I was not the enlightened teenager I appeared to be for making such a demand. My two closest friends in junior high just happened to be boys; I wanted to go with a friend, not with a group of girls who bullied me. My question, however, was dismissed. I was given some ironically sexist reasoning about it being more valuable for girls to attend, and that was that.
At this time I didn’t think of myself as a Feminist, or even a feminist. I was a victim of misinformation, as so many of us are, and bought into the media trope of feminists being man-hating or ‘angry’. This simplistic view led me to use the offensive term ‘feminazi’ and regularly state that I was against sexism, in all its forms, not just what women faced. I didn’t realise that to be against sexism, and gender inequality, was the very definition of feminism.
In my youthful naïveté, I claimed that sexism just ‘ wasn’t that big of a deal’. I had it in my head that my age was the greatest barrier I faced. I was convinced that until thirty, people were simply not given credit for their accomplishments. When I was denied a raise under the pretence of being ‘unskilled’ — despite putting in a forty-five hour work week and doubling the income at the charity I worked for at the time — I figured it was because I didn’t have post-secondary qualifications. When a new employee, a graduate with minimal experience who I would train and who would report to me, was hired at a higher wage than I was on, I didn’t think that sex or gender might have something to do with it.
The thing about sexism in countries like the UK or Canada or the United States is that it’s so very subtle nowadays. We think that ‘ism’s’ only count when they are blatant and conscious. It’s impossible to prove that I was denied a raise because I’m a woman. I cannot say that it was my gender that ranked me as ‘unskilled’ or that being a man automatically qualified a new starter to a higher wage in the minds of the senior staff.

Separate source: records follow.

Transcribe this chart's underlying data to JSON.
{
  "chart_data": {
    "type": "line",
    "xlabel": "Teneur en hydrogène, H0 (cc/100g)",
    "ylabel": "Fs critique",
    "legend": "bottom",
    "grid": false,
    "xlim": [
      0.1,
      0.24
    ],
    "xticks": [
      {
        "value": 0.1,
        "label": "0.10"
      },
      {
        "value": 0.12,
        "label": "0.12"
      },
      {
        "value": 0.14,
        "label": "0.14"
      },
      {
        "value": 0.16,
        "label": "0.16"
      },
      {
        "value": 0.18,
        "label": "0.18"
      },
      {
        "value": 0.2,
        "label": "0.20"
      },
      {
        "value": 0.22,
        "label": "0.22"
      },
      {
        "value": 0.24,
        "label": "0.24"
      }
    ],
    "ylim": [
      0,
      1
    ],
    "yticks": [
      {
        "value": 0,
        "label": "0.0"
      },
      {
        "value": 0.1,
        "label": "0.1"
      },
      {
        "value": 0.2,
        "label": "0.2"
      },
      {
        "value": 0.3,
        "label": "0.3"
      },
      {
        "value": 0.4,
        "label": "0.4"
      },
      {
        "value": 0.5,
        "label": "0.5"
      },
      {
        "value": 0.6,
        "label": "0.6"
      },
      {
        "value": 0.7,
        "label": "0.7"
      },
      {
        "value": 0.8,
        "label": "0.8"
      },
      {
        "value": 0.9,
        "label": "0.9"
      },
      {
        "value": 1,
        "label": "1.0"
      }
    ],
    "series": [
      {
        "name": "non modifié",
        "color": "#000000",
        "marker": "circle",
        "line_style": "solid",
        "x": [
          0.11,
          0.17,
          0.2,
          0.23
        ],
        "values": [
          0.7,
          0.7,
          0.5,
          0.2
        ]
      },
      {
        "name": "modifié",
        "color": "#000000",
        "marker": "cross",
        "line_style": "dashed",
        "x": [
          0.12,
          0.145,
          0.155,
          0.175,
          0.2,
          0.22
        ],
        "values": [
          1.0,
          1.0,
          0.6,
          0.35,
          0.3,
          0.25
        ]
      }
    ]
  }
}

I no longer discount that gender had something to do with it when, in my next role, I was belittled, demeaned and regularly gaslit by the manager to whom I reported. I was hired based on my track record, but my ideas were dismissed. I was hired because I could also do design but attempts I made to do so were discouraged, and I was told to leave it to ‘a real designer’, despite having taken design courses at Chelsea College of Art & Design and Central St. Martin’s. I was accused of lying and being manipulative, even when I had emails and paper trails proving what had been said, by who and when, clearing me of any wrong-doing. Mediation from human resources did little to resolve the situation. If anything the experience merely solidified my resolve to move on when the manager refused to take on board any of my concerns on the basis that “no one had ever complained about him in seven years of being a manager”.

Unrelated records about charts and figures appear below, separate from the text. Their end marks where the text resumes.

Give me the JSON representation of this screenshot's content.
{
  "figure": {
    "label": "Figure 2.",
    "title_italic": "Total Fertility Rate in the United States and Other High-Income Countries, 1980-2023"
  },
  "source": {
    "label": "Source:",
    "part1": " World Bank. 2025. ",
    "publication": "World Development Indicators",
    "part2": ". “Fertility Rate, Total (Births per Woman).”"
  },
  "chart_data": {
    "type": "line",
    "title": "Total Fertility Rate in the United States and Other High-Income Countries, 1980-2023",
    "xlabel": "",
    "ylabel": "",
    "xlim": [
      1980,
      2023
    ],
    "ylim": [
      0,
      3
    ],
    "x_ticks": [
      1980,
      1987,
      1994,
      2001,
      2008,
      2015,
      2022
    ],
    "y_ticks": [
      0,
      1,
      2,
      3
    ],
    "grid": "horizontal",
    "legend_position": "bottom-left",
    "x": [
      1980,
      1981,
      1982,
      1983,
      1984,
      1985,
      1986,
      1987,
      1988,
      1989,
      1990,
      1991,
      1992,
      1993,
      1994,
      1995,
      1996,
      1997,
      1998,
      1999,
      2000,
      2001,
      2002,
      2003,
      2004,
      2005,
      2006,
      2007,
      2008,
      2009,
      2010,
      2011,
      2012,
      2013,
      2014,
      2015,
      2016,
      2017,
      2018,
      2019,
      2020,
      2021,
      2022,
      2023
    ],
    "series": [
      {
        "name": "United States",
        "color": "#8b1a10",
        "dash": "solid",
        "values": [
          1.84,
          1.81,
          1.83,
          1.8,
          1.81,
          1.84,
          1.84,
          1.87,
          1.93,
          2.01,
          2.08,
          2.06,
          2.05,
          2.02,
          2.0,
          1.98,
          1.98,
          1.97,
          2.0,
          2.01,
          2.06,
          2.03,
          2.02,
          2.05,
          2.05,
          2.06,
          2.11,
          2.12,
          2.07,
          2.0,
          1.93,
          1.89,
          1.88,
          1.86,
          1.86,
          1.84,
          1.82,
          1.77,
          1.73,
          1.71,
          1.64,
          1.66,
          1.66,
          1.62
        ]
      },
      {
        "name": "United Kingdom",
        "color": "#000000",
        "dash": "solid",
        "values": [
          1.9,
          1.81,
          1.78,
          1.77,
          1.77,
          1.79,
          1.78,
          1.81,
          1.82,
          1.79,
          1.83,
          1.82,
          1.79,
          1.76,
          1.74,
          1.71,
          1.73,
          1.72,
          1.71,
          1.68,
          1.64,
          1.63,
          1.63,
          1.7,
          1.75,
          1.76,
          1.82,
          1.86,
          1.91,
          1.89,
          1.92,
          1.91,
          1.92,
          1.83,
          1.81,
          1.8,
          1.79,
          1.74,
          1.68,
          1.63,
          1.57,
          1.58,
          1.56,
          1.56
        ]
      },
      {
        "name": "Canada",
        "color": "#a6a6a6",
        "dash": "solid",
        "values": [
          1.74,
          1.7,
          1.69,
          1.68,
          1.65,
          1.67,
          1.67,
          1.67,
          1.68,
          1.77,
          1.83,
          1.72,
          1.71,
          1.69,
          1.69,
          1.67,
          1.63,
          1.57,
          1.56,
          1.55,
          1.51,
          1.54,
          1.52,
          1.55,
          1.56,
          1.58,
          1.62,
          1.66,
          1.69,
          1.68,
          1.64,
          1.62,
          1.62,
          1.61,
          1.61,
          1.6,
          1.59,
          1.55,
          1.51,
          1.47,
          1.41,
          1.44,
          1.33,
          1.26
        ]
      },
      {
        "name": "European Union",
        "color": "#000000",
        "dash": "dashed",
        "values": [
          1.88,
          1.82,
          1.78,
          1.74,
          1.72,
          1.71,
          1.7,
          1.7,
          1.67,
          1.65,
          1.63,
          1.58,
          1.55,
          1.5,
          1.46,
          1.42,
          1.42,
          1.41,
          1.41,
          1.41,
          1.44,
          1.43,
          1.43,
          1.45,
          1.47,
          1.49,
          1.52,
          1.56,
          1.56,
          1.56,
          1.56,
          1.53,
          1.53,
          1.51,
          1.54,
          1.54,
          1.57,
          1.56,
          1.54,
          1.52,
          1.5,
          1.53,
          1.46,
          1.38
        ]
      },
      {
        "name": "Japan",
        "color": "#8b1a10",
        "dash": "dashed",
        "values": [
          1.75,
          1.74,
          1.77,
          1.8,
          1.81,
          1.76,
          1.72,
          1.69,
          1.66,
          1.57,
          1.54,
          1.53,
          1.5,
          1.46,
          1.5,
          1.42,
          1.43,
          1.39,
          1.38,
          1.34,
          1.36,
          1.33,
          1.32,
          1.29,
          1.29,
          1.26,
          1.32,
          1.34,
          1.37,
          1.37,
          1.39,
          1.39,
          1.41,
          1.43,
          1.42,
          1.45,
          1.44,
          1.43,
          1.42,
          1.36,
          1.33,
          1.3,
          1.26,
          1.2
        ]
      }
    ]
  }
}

It made me think of how, when I’ve raised concerns about a manager gossiping or refusing to listen to the concerns of their team, I am told I have a problem with authority and my concerns are ignored. Here was another thing I’d always thought had to do with my age, rather than pervasive sexism due to implicit bias. While there is never a singular cause to any outcome — my age probably did factor in — I came to realise that I could no longer discount gender and sex, nor rank them as less significant than age. I did not have a smoking gun, but the accumulation of these experiences and hearing similar stories from other women made it impossible for me to maintain the idea that sexism wasn’t a problem.

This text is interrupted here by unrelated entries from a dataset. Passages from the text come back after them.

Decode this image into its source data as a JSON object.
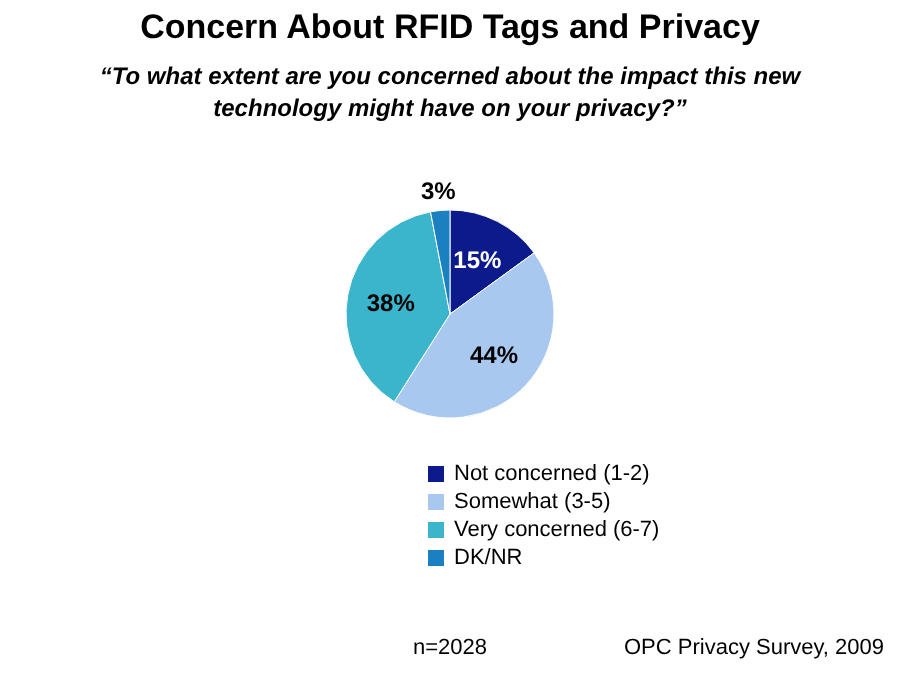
{
  "chart_data": {
    "type": "pie",
    "title": "Concern About RFID Tags and Privacy",
    "subtitle": "“To what extent are you concerned about the impact this new technology might have on your privacy?”",
    "categories": [
      "Not concerned (1-2)",
      "Somewhat (3-5)",
      "Very concerned (6-7)",
      "DK/NR"
    ],
    "values": [
      15,
      44,
      38,
      3
    ],
    "colors": [
      "#0c1a8c",
      "#a9c8ef",
      "#3ab5cc",
      "#1a80c0"
    ],
    "value_labels": [
      "15%",
      "44%",
      "38%",
      "3%"
    ],
    "legend": "bottom",
    "annotations": [
      "n=2028",
      "OPC Privacy Survey, 2009"
    ]
  }
}
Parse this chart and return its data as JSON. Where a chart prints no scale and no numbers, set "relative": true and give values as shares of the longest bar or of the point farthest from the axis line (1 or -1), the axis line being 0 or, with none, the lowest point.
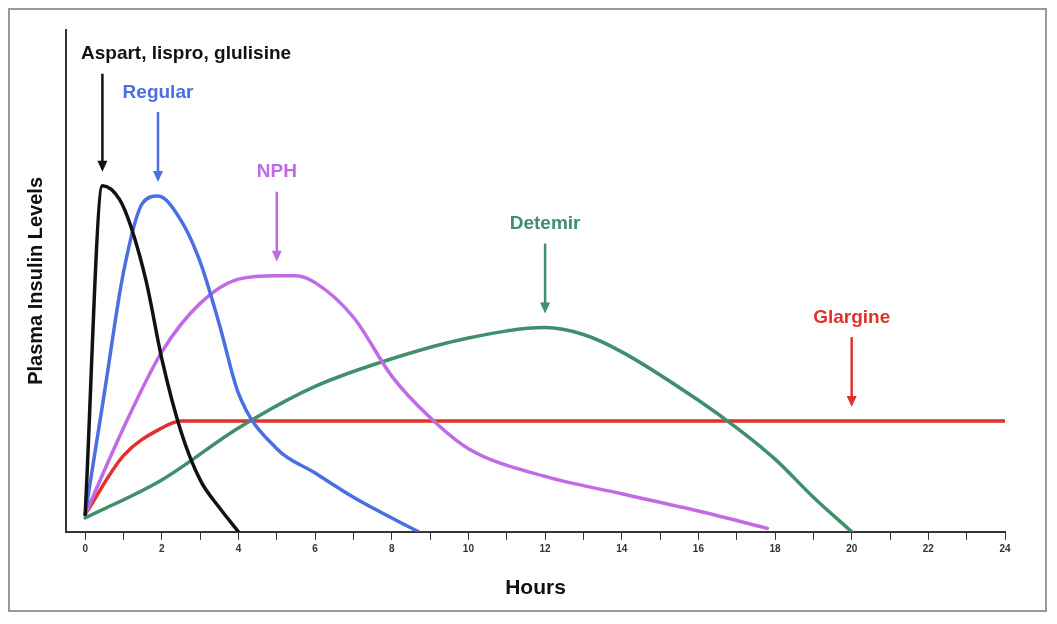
{
  "chart_data": {
    "type": "line",
    "relative": true,
    "xlabel": "Hours",
    "ylabel": "Plasma Insulin Levels",
    "xlim": [
      -0.5,
      24
    ],
    "xticks": [
      0,
      {
        "value": 1,
        "label": null
      },
      2,
      {
        "value": 3,
        "label": null
      },
      4,
      {
        "value": 5,
        "label": null
      },
      6,
      {
        "value": 7,
        "label": null
      },
      8,
      {
        "value": 9,
        "label": null
      },
      10,
      {
        "value": 11,
        "label": null
      },
      12,
      {
        "value": 13,
        "label": null
      },
      14,
      {
        "value": 15,
        "label": null
      },
      16,
      {
        "value": 17,
        "label": null
      },
      18,
      {
        "value": 19,
        "label": null
      },
      20,
      {
        "value": 21,
        "label": null
      },
      22,
      {
        "value": 23,
        "label": null
      },
      24
    ],
    "grid": false,
    "legend": false,
    "marker": "none",
    "line_style": "solid",
    "series": [
      {
        "name": "Aspart, lispro, glulisine",
        "color": "#111111",
        "x": [
          0,
          0.45,
          0.9,
          1.2,
          1.6,
          2,
          2.5,
          3,
          3.5,
          4
        ],
        "values": [
          0.05,
          1,
          0.96,
          0.88,
          0.72,
          0.5,
          0.29,
          0.15,
          0.07,
          0
        ]
      },
      {
        "name": "Regular",
        "color": "#4a6fe3",
        "x": [
          0,
          0.5,
          1,
          1.5,
          1.9,
          2.5,
          3,
          3.5,
          4,
          5,
          6,
          7,
          8,
          8.7
        ],
        "values": [
          0.05,
          0.4,
          0.75,
          0.95,
          0.97,
          0.9,
          0.78,
          0.6,
          0.4,
          0.24,
          0.17,
          0.1,
          0.04,
          0
        ]
      },
      {
        "name": "NPH",
        "color": "#c06ae6",
        "x": [
          0,
          1,
          2,
          3,
          4,
          5,
          5.5,
          6,
          7,
          8,
          9,
          10,
          12,
          14,
          16,
          17.8
        ],
        "values": [
          0.05,
          0.3,
          0.52,
          0.66,
          0.73,
          0.74,
          0.74,
          0.72,
          0.62,
          0.45,
          0.33,
          0.24,
          0.16,
          0.11,
          0.06,
          0.01
        ]
      },
      {
        "name": "Detemir",
        "color": "#3f8f6a",
        "x": [
          0,
          2,
          4,
          6,
          8,
          10,
          12,
          13,
          14,
          16,
          17,
          18,
          19,
          20
        ],
        "values": [
          0.04,
          0.15,
          0.3,
          0.42,
          0.5,
          0.56,
          0.59,
          0.57,
          0.52,
          0.38,
          0.3,
          0.21,
          0.1,
          0
        ]
      },
      {
        "name": "Glargine",
        "color": "#e0322a",
        "x": [
          0,
          1,
          2,
          2.5,
          20,
          24
        ],
        "values": [
          0.05,
          0.22,
          0.3,
          0.32,
          0.32,
          0.32
        ]
      }
    ]
  }
}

I began reading more about feminism, to fill in the gaps in my understanding and wade through the misinformation put out to discredit its value and importance. Just as we should not fool ourselves into believing we live in a post-racial world, we would be naïve to believe we live in a post-sexist world.
Like any concept, it is open to interpretation and therefore in need of clarification. I am critical of those who claim to be feminists and then exclude trans* people or men from the conversation. I don’t consider it to be feminism if it ignores the multiple forms of discrimination a person can face. Feminism that wants a piece of the pie just doesn’t do it for me. I’m the sort of Feminist that intends to bake an entirely new pie. It’s one thing to be marginalised for being a woman and quite another for being a Black woman or an Indigenous woman or a woman who is also in a wheelchair or a woman who is working class. All of these factors need to be accounted for if we’re going to have the conversations we need to be having about gender and sex. For equality to apply to all people, we must see how currently it only applies to some people, and how no one is free of the harm this causes.
Today, on International Women’s Day, I’m declaring myself a Feminist, loudly and without hesitation. I want to live in a world where human beings, regardless of sex or gender, are treated with respect, kindness and care. May our various embodiments be recognised and celebrated as wholly human and equally valuable.